Why it matters: First responders use lethality assessments to evaluate whether a person faces an increased risk of injury or death by an intimate partner. Questions touch on whether an aggressor has access to a firearm, or incidents of non-fatal strangulation.
- Identifying risk factors early could help police intervene and prevent domestic violence homicides.
Details: Many Utah police departments use a lethality assessment on a voluntary basis, but if passed, the legislation would require all law enforcement agencies to comply.
- SB 17 also directs the Utah Department of Public Safety to establish a statewide database to store the lethality assessment data for other agencies to access.
- The proposed legislation is co-sponsored by state Sen. Todd Weiler (R-Woods Cross) and state Rep. Ryan Wilcox (R-Ogden).
- Weiler said he began crafting the bill last year with Utah Lt. Gov. Deidre Henderson after her cousin, 34-year-old Amanda Mayne, was killed by a man she used to date.
What they're saying: "We're going to create a database so when an officer responds to this type of incident, he … or she can know immediately if this aggressor or this victim has been involved in similar circumstances," a tearful Weiler said on the Senate floor Monday.
Of note: The parents of Gabby Petito, who was killed by her boyfriend, Brian Laundrie, in 2021 during a cross-country road trip, were present for the bill's Senate passage.
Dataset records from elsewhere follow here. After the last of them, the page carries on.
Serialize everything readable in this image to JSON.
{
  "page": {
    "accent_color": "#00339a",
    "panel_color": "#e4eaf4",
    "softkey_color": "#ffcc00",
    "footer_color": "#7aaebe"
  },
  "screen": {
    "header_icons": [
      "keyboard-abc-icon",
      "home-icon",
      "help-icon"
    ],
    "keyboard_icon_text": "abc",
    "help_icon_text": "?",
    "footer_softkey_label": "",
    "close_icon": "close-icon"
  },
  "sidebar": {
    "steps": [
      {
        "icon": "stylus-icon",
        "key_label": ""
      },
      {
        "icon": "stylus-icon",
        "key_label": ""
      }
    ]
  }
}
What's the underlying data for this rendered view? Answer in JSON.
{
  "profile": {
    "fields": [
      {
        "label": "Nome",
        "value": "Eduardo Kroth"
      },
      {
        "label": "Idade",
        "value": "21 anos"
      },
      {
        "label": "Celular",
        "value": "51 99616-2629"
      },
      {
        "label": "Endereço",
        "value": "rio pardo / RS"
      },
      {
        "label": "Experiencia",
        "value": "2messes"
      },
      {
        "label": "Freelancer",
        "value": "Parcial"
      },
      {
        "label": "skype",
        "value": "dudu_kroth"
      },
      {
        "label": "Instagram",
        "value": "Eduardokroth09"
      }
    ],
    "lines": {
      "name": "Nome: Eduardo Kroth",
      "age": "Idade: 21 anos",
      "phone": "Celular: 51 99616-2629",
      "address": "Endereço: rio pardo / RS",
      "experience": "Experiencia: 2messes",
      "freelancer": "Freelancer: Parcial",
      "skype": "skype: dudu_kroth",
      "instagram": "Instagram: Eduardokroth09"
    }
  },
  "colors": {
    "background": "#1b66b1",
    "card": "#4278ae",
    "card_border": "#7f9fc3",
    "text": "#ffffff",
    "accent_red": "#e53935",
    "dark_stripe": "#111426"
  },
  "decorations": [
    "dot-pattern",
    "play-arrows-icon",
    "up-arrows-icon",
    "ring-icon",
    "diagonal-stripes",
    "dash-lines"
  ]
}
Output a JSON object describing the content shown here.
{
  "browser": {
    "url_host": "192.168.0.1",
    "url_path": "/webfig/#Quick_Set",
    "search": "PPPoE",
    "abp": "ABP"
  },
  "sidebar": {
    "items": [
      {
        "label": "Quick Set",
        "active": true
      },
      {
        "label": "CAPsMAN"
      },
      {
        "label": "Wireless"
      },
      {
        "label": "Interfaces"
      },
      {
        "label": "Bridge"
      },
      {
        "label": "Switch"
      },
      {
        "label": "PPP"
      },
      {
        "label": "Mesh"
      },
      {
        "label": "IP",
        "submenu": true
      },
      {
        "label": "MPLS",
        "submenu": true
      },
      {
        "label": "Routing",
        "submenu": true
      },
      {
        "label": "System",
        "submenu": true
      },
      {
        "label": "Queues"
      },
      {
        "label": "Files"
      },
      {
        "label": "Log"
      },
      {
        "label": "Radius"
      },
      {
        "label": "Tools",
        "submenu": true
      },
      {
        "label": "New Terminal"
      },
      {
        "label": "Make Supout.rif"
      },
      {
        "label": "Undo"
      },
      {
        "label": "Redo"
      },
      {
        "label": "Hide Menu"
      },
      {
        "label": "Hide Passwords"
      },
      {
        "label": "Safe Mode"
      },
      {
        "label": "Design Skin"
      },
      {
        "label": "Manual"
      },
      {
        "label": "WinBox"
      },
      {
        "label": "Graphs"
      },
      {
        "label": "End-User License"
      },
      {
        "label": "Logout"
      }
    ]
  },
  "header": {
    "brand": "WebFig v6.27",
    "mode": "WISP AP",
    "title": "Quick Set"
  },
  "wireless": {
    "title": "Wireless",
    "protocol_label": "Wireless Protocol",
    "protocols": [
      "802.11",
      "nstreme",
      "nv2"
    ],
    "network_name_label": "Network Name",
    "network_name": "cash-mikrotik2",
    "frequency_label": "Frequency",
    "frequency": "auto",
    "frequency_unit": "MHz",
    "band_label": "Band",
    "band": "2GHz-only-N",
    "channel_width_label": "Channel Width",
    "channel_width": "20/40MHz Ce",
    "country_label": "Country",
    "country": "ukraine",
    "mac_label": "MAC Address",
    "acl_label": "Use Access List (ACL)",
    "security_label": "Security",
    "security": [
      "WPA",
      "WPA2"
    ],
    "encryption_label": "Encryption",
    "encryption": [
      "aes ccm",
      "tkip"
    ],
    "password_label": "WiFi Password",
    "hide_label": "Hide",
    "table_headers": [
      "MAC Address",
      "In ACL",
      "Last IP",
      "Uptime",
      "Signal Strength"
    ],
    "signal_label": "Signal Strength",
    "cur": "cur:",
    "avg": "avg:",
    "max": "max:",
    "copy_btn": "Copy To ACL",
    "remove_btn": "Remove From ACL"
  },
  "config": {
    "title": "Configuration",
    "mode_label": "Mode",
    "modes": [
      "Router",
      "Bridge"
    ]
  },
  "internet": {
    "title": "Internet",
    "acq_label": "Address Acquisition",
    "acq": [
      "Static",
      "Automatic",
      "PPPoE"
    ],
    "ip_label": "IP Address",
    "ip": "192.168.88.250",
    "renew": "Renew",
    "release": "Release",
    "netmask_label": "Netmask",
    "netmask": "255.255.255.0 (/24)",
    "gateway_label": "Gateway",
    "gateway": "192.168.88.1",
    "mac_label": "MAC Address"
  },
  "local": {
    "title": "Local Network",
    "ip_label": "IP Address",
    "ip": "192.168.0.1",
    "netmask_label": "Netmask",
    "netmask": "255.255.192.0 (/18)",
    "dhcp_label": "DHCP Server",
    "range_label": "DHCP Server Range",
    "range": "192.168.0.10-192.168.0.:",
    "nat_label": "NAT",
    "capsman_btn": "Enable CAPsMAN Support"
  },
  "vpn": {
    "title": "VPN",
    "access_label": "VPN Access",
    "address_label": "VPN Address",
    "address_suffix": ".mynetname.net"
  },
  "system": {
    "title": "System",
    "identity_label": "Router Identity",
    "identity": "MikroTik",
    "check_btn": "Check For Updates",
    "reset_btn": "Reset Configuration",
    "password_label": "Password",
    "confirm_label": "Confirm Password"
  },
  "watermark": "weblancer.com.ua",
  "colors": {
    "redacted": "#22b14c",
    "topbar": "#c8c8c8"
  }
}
- In 2021, police officers responded to a witness's 911 call and found Petito and Laundrie to be "engaged in some sort of altercation," according to CNN.
- An independent investigation into Moab police officers' handling of the incident found the officers "made several unintentional mistakes."
The bottom line: The measure would allocate $1.7 million annually to the Utah Department of Public Safety, as well as a one-time sum of $100,000.
What's next: The bill now heads to the House for consideration.